Visual Capabilities under Extreme Scenarios Heighten
Whatever vision inside or outside the car in poor lighting and even the dark requires infrared technology. ON Semiconductor’s RGB-IR image sensor features near infrared (NIR) enhanced images. Israeli start-up TriEye has developed a sensor technology for short-wave infrared (SWIR) which enhances safety in vehicles fitted with assistance systems or autonomous driving functions by improving the ability to see in weather conditions where visibility is poor, such as dust, fog, murky conditions or rain, and to stay alert to the danger (like icy road) in advance.
In April 2020, Alibaba DAMO Academy revealed that it has developed an ISP processor for in-vehicle cameras. Through the use of it, the car camera has a significant improvement in image object detection and recognition capabilities by more than 10% compared to the mainstream processor in the night, the most challenging scene, and the original obscure labeling can be clearly identified, according to the drive test results of the DAMO Academy Automated Driving Laboratory.
On May 19, 2020, OmniVision announced the expansion of its Nyxel near-infrared (NIR) technology into the automotive market with the new 2.5-megapixel OX03A2S image sensor. This ASIL-B sensor is intended for exterior imaging applications that operate in low to no ambient light conditions within 2 meters of the vehicle. It can detect and recognize objects that other image sensors would reportedly miss under extremely low lighting conditions.
Visual Perception Algorithms Become Crucial
The massive data incurred by the dramatic increment of vision sensors in smart cars as well as the addition of vision sensors has brought challenges and opportunities to algorithm processing.

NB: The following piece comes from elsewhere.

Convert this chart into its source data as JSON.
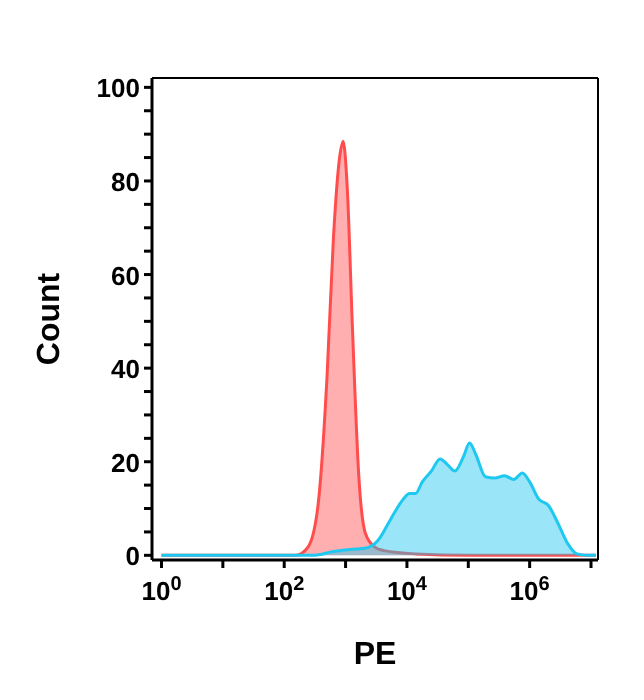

For the visual perception system, Mobileye, a leader of visual ADAS algorithms, gets a multitude of independent perception algorithms used simultaneously to create internal redundancy layers for both detection and measurements with higher perception accuracy and stability. Detection is to determine what object is perceived, and measurements are to infer the 3D information of the perceived object via the 2D image of the camera.
For detection, Mobileye uses 6 independent engines:
3DVD or 3D Object Detection: It is the common approach of predicting a 3D bounding box using a neural network from the 2D image.

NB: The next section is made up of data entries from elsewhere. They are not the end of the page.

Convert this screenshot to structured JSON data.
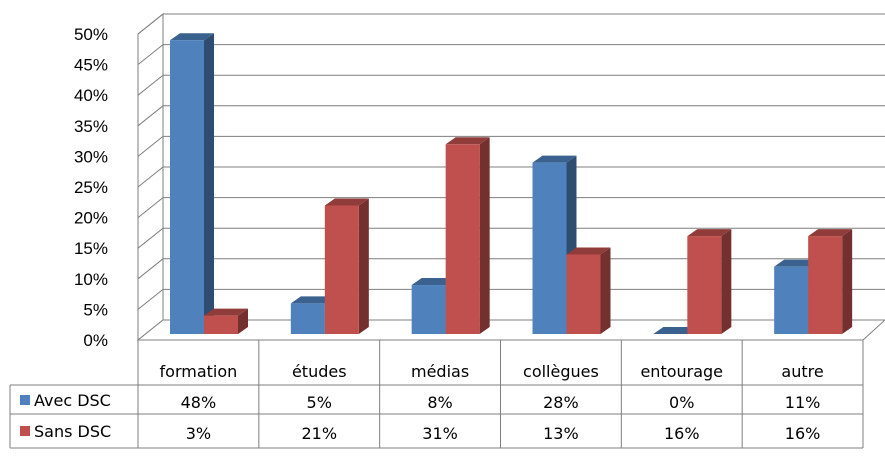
{
  "chart_data": {
    "type": "bar",
    "categories": [
      "formation",
      "études",
      "médias",
      "collègues",
      "entourage",
      "autre"
    ],
    "series": [
      {
        "name": "Avec DSC",
        "values": [
          48,
          5,
          8,
          28,
          0,
          11
        ],
        "labels": [
          "48%",
          "5%",
          "8%",
          "28%",
          "0%",
          "11%"
        ],
        "color": "#4f81bd"
      },
      {
        "name": "Sans DSC",
        "values": [
          3,
          21,
          31,
          13,
          16,
          16
        ],
        "labels": [
          "3%",
          "21%",
          "31%",
          "13%",
          "16%",
          "16%"
        ],
        "color": "#c0504d"
      }
    ],
    "ylim": [
      0,
      50
    ],
    "yticks": [
      "0%",
      "5%",
      "10%",
      "15%",
      "20%",
      "25%",
      "30%",
      "35%",
      "40%",
      "45%",
      "50%"
    ],
    "grid": true,
    "three_d": true,
    "legend": "data-table"
  }
}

Full Image Detection: It deals with the common scenario where an object (such as buses cars or trucks) is extremely close and can only be partially seen. Object classification using visual signatures is used to track close up vehicles in this scenario.
Top View FS: It focuses on identifying and marking the unoccupied roads in the screen.

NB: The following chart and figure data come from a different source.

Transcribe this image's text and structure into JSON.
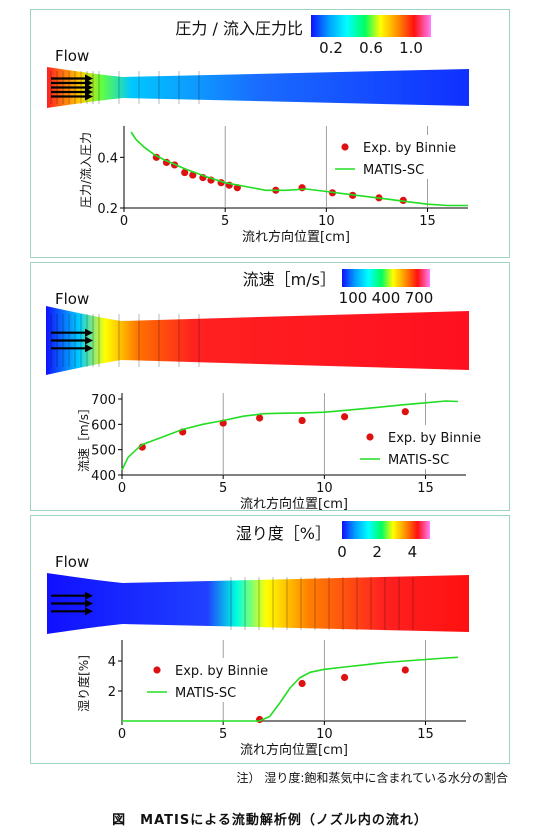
{
  "note": "注） 湿り度:飽和蒸気中に含まれている水分の割合",
  "caption": "図　MATISによる流動解析例（ノズル内の流れ）",
  "colors": {
    "exp": "#dd1111",
    "sim": "#22dd22",
    "border": "#9fd4c4"
  },
  "chart_data": [
    {
      "type": "line",
      "colorbar_title": "圧力 / 流入圧力比",
      "colorbar_ticks": [
        "0.2",
        "0.6",
        "1.0"
      ],
      "colorbar_range": [
        0.0,
        1.2
      ],
      "flow_label": "Flow",
      "xlabel": "流れ方向位置[cm]",
      "ylabel": "圧力/流入圧力",
      "xlim": [
        0,
        17
      ],
      "ylim": [
        0.2,
        0.5
      ],
      "xticks": [
        0,
        5,
        10,
        15
      ],
      "yticks": [
        0.2,
        0.4
      ],
      "legend": "top-right",
      "series": [
        {
          "name": "Exp. by Binnie",
          "kind": "scatter",
          "x": [
            1.6,
            2.1,
            2.5,
            3.0,
            3.4,
            3.9,
            4.3,
            4.8,
            5.2,
            5.6,
            7.5,
            8.8,
            10.3,
            11.3,
            12.6,
            13.8
          ],
          "y": [
            0.4,
            0.38,
            0.37,
            0.34,
            0.33,
            0.32,
            0.31,
            0.3,
            0.29,
            0.28,
            0.27,
            0.28,
            0.26,
            0.25,
            0.24,
            0.23
          ]
        },
        {
          "name": "MATIS-SC",
          "kind": "line",
          "x": [
            0.35,
            0.6,
            1.0,
            1.5,
            2.0,
            3.0,
            4.0,
            5.0,
            6.0,
            7.0,
            8.0,
            9.0,
            10.0,
            11.0,
            12.0,
            13.0,
            14.0,
            15.0,
            16.0,
            17.0
          ],
          "y": [
            0.5,
            0.47,
            0.44,
            0.41,
            0.39,
            0.355,
            0.325,
            0.3,
            0.285,
            0.27,
            0.27,
            0.275,
            0.265,
            0.255,
            0.245,
            0.235,
            0.225,
            0.215,
            0.21,
            0.21
          ]
        }
      ]
    },
    {
      "type": "line",
      "colorbar_title": "流速［m/s］",
      "colorbar_ticks": [
        "100",
        "400",
        "700"
      ],
      "colorbar_range": [
        0,
        800
      ],
      "flow_label": "Flow",
      "xlabel": "流れ方向位置[cm]",
      "ylabel": "流速［m/s］",
      "xlim": [
        0,
        17
      ],
      "ylim": [
        400,
        700
      ],
      "xticks": [
        0,
        5,
        10,
        15
      ],
      "yticks": [
        400,
        500,
        600,
        700
      ],
      "legend": "bottom-right",
      "series": [
        {
          "name": "Exp. by Binnie",
          "kind": "scatter",
          "x": [
            1.0,
            3.0,
            5.0,
            6.8,
            8.9,
            11.0,
            14.0
          ],
          "y": [
            510,
            570,
            605,
            625,
            615,
            630,
            650
          ]
        },
        {
          "name": "MATIS-SC",
          "kind": "line",
          "x": [
            0.0,
            0.3,
            0.7,
            1.0,
            2.0,
            3.0,
            4.0,
            5.0,
            6.0,
            7.0,
            8.0,
            9.0,
            10.0,
            11.0,
            12.0,
            13.0,
            14.0,
            15.0,
            16.0,
            16.6
          ],
          "y": [
            420,
            470,
            500,
            520,
            550,
            580,
            600,
            615,
            632,
            642,
            644,
            645,
            648,
            655,
            662,
            670,
            678,
            685,
            692,
            690
          ]
        }
      ]
    },
    {
      "type": "line",
      "colorbar_title": "湿り度［%］",
      "colorbar_ticks": [
        "0",
        "2",
        "4"
      ],
      "colorbar_range": [
        0,
        5
      ],
      "flow_label": "Flow",
      "xlabel": "流れ方向位置[cm]",
      "ylabel": "湿り度[%]",
      "xlim": [
        0,
        17
      ],
      "ylim": [
        0,
        5
      ],
      "xticks": [
        0,
        5,
        10,
        15
      ],
      "yticks": [
        2,
        4
      ],
      "legend": "top-left",
      "series": [
        {
          "name": "Exp. by Binnie",
          "kind": "scatter",
          "x": [
            6.8,
            8.9,
            11.0,
            14.0
          ],
          "y": [
            0.1,
            2.5,
            2.9,
            3.4
          ]
        },
        {
          "name": "MATIS-SC",
          "kind": "line",
          "x": [
            0.0,
            6.0,
            6.8,
            7.3,
            7.8,
            8.3,
            8.8,
            9.3,
            10.0,
            11.0,
            12.0,
            13.0,
            14.0,
            15.0,
            16.0,
            16.6
          ],
          "y": [
            0,
            0,
            0,
            0.3,
            1.2,
            2.2,
            2.9,
            3.25,
            3.45,
            3.6,
            3.75,
            3.9,
            4.0,
            4.1,
            4.2,
            4.25
          ]
        }
      ]
    }
  ]
}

Features Detection: This appearance-based engine detects vehicles from reliable features, such as wheels.
VIDAR: It is an approach that uses multiple views of the environment to triangulate and create a depth map. That depth map is converted into a point cloud and LiDAR based processing algorithms are used on that point cloud.
Scene Segmentation (NSS): It is a neural network-based approach to break the scene down into free space and semantic objects (vehicle, sign, pedestrian, etc.), the pixels containing an object are treated as a detection.
Also as a leader in visual perception algorithms, Tesla names its deep learning network as HydraNet which involves 48 different neural networks that output 1,000 distinct tensors (predictions) at each timestep; in theory, HydraNet can detect 1,000 objects simultaneously. Tesla acquired DeepScale, a Silicon Valley startup that focuses on developing computer vision technologies, in a bid to improve its algorithmic capabilities.
To catch up with Tesla and Mobileye in visual perception algorithms, OEMs and Tier1 suppliers are expanding their teams of software engineers. The algorithmic capabilities will be one of the decisive factors to the performance of visual perception.